Esta mañana, Cornelius me ha precedido a la cantera donde los obreros han puesto al descubierto una casa de muros gruesos hecha con una especie de cemento armado que parece mejor conservada que las demás. El interior está lleno de arena y de restos que han empezado a pasar por la criba. Ayer no habían encontrado más que lo corriente en otras secciones: fragmentos de tubería, de aparatos domésticos, de utensilios de cocina. Me entretengo un poco en el dintel de la tienda que comparto con el sabio. Desde allí, veo al orangután que da órdenes al jefe de equipo, un joven chimpancé, de mirada lista. No veo a Cornelius. Está en el foso con los obreros. Lo hace a menudo para evitar que cometan alguna tontería o que se les escape algún elemento importante.

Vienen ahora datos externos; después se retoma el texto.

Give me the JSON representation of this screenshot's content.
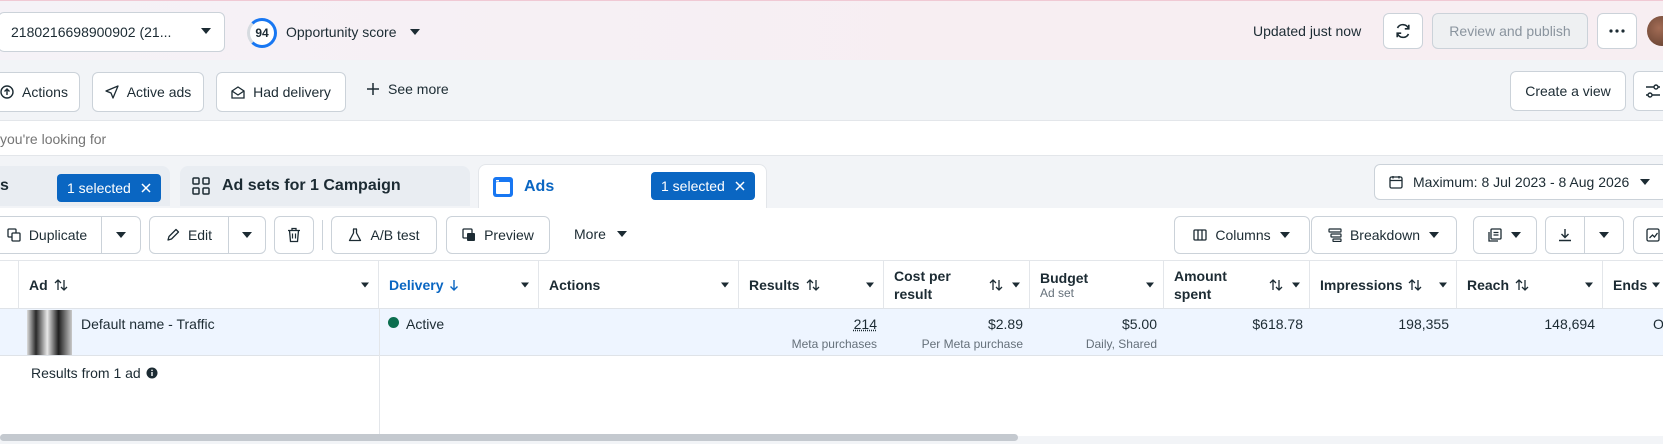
{
  "topbar": {
    "account_id": "2180216698900902 (21...",
    "opportunity_score": "94",
    "opportunity_label": "Opportunity score",
    "updated_text": "Updated just now",
    "review_publish": "Review and publish"
  },
  "filters": {
    "actions": "Actions",
    "active_ads": "Active ads",
    "had_delivery": "Had delivery",
    "see_more": "See more",
    "create_view": "Create a view"
  },
  "search": {
    "placeholder": "you're looking for"
  },
  "tabs": {
    "campaigns_suffix": "s",
    "campaigns_chip": "1 selected",
    "adsets_label": "Ad sets for 1 Campaign",
    "ads_label": "Ads",
    "ads_chip": "1 selected"
  },
  "date_range": "Maximum: 8 Jul 2023 - 8 Aug 2026",
  "toolbar": {
    "duplicate": "Duplicate",
    "edit": "Edit",
    "ab_test": "A/B test",
    "preview": "Preview",
    "more": "More",
    "columns": "Columns",
    "breakdown": "Breakdown"
  },
  "table": {
    "headers": {
      "ad": "Ad",
      "delivery": "Delivery",
      "actions": "Actions",
      "results": "Results",
      "cost_per_result": "Cost per result",
      "budget": "Budget",
      "budget_sub": "Ad set",
      "amount_spent": "Amount spent",
      "impressions": "Impressions",
      "reach": "Reach",
      "ends": "Ends"
    },
    "row": {
      "ad_name": "Default name - Traffic",
      "delivery": "Active",
      "results": "214",
      "results_sub": "Meta purchases",
      "cost_per_result": "$2.89",
      "cost_sub": "Per Meta purchase",
      "budget": "$5.00",
      "budget_sub": "Daily, Shared",
      "amount_spent": "$618.78",
      "impressions": "198,355",
      "reach": "148,694",
      "ends": "O"
    },
    "footer": "Results from 1 ad"
  },
  "colors": {
    "accent": "#0a66c2",
    "active_dot": "#0b6e4f"
  }
}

He aquí justamente que sale del agujero y no tardo en darme cuenta de que ha hecho un descubrimiento excepcional. Tiene en las manos un pequeño objeto que no llego a distinguir. Ha apartado sin consideración alguna al viejo orangután que trataba de apoderarse del objeto y lo deja en el suelo con mil precauciones. Mira hacia mí y me hace señas expresivas. Al acercarme, me sorprende la alteración de sus rasgos.

—¡Ulises…! ¡Ulises…!

No le he visto nunca en tal estado. Casi no puede hablar. Los obreros, que han salido también del foso, forman círculo alrededor de su hallazgo y me impiden verlo. Se lo muestran con el dedo y parecen simplemente divertidos. Algunos ríen francamente. Casi todos son gorilas robustos. Cornelius los mantiene a distancia.

—¡Ulises!

—¿Qué pasa?

Veo el objeto depositado sobre la arena al mismo tiempo que él murmura con voz ahogada:

—¡Una muñeca, Ulises, una muñeca!

Es una muñeca, una simple muñeca de porcelana. Por un milagro se ha conservado casi intacta, con vestigios de cabellos y con los ojos que tienen todavía algún rastro de color. Para mí es una visión tan familiar que, de buenas a primeras, no comprendo la emoción de Cornelius. Necesito algunos segundos para comprender… ¡Ya está! De pronto, comprendo lo insólito del caso. Es una muñeca humana, que representa una niña, una niña de la Tierra. Pero me niego a dejarme arrastrar por quimeras. Antes de considerarlo un milagro hay que examinar todas las posibilidades de causas corrientes. Un sabio como Cornelius ha debido hacerlo. Veamos: entre las muñecas de los simios niños, hay algunas, pocas, pero algunas al fin, que tienen forma de animal e incluso humana. Por consiguiente, no es la sola presencia de la muñeca lo que ha podido emocionar así al sabio. Veamos aún: los juguetes de los simios pequeños que representan animales no están hechos de porcelana, y sobre todo, en general, no están vestidos, por lo menos, nunca vestidos como seres racionales. Y esta muñeca, como os digo, está vestida como una muñeca de la Tierra —se distinguen bien los restos del vestido, del corsé, de la enagua y de los pantalones, vestida con el mismo gusto que pondría una niña de la Tierra en adornar su muñeca favorita, con el mismo cuidado que una niña simiesca pondría en vestir a su muñeca simia, un cuidado que nunca, nunca pondrían en vestir una muñeca de forma animal como la forma humana. Comprendo cada vez mejor la emoción de mi sutil amigo chimpancé.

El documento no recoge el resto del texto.